HOCKEY SUR GLACE
«Je veux rester»
Trois buts et un assist: samedi à Coire, Alexandre Tremblay (28 ans) a signé son retour de la pointe de sa canne. L'attaquant québécois venait de tirer un trait sur sept matches de championnat
pour soigner des adducteurs douloureux.
Laurent kleisl
Un seul être vous manque... Le HC Bienne avec ou sans Tremblay, ce n'est pas pareil. Malgré toute sa bonne volonté, l'Américain Brian Felsner est resté à des années-lumière du rendement du
Québécois. Et pour son come-back, Sir Alex a grandement contribué à la victoire seelandaise, samedi à Coire (7-4). «Brian a réalisé deux bons derniers matches, note l'entraîneur Heinz Ehlers.
Mais avec Alex, c'est différent, c'est un autre genre de joueur avec sa vitesse et son sens du but. Alex, c'est une grande part de l'équipe.» On appelle cela un beau compliment.
Alexandre Tremblay, ça fait du bien de vous revoir sur patins!
J’avais tellement hâte. Dans ma carrière, je n’ai jamais connu de grosse blessure. Mais un mois sans jouer, c’est
long...
Vous vous êtes blessé le 20 septembre face à la Suisse M20. Qu’avez-vous fait ces quatre dernières semaines?
Beaucoup de vélo, à raison de cinq à six séances hebdomadaires, au point
que je suis prêt pour disputer le Tour de France! J’ai essayé de patiner «léger» la première semaine. J’ai tout de suite senti de petites douleurs. J’ai ensuite tenté le coup lors de la troisième
semaine. Le mal était encore trop intense. En réalité, j’ai repris l’entraînement jeudi passé.
Un coup du chapeau pour recommencer, pas mal!
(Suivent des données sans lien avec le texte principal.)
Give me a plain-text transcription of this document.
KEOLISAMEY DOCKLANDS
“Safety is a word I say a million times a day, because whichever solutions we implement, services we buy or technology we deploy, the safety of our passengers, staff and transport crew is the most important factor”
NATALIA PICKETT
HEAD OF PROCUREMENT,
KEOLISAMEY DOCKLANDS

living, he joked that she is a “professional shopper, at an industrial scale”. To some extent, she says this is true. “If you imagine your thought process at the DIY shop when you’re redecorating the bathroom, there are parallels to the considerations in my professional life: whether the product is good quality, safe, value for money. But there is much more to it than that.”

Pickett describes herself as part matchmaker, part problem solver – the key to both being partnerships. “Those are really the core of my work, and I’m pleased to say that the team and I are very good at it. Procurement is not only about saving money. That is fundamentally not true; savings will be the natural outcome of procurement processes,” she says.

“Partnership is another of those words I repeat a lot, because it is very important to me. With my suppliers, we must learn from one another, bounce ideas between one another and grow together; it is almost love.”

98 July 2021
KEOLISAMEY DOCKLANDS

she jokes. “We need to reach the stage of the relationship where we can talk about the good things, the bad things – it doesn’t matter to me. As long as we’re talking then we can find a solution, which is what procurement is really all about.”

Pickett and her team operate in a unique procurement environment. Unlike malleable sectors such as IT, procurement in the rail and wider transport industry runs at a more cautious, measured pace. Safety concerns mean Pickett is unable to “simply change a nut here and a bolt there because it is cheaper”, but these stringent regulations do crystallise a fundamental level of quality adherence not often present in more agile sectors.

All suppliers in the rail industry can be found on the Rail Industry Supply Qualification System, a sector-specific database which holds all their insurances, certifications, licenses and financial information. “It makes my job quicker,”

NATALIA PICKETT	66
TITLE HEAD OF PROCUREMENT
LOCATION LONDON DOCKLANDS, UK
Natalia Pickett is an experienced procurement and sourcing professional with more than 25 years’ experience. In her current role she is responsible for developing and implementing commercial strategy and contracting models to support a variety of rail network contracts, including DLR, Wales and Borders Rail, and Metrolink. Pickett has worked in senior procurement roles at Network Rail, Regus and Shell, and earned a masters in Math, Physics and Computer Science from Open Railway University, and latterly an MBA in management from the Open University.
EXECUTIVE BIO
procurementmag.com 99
Mes jambes n’ont pas brûlé, cela doit venir du vélo! Pour un match de reprise, je pensais connaître davantage de difficultés. Le physique
a suivi. Je me sens vraiment bien.
Vous être devenu un élément incontournable au HCB. Avez-vous déjà évoqué votre avenir avec les dirigeants?
Non, pas encore. Mon contrat actuel arrive à échéance en avril 2008.
Et si le club vous proposait une prolongation?
Oui, je veux rester à Bienne! Avec ma famille, nous nous sentons bien dans le Seeland. J’aime cette équipe et ses fans. Au HCB, j’ai
pris goût à la victoire. Mais si une équipe de LNA trouvait une raison de m’offrir une chance, bien sûr, je ne cracherais pas dessus.
Au Canada, on qualifie de «franchise player» le crack d’une organisation. Cela vous tente de devenir le «franchise player» du HCB?
(rires) Pourquoi pas?
Avec son début de saison fracassant, Marko Tuomainen vous fait presque de l’ombre!
La présence d’un joueur comme Marko me motive encore plus. La saison passée, tous les regards
étaient fixés sur les étrangers. Tout le monde voulait voir si l’on arrivait à jouer ensemble. A la longue, cela représentait une certaine pression. Cette saison, on ne se pose plus ce genre de
questions.
Tuomainen vous a dépossédé de votre casque de «topscorer»...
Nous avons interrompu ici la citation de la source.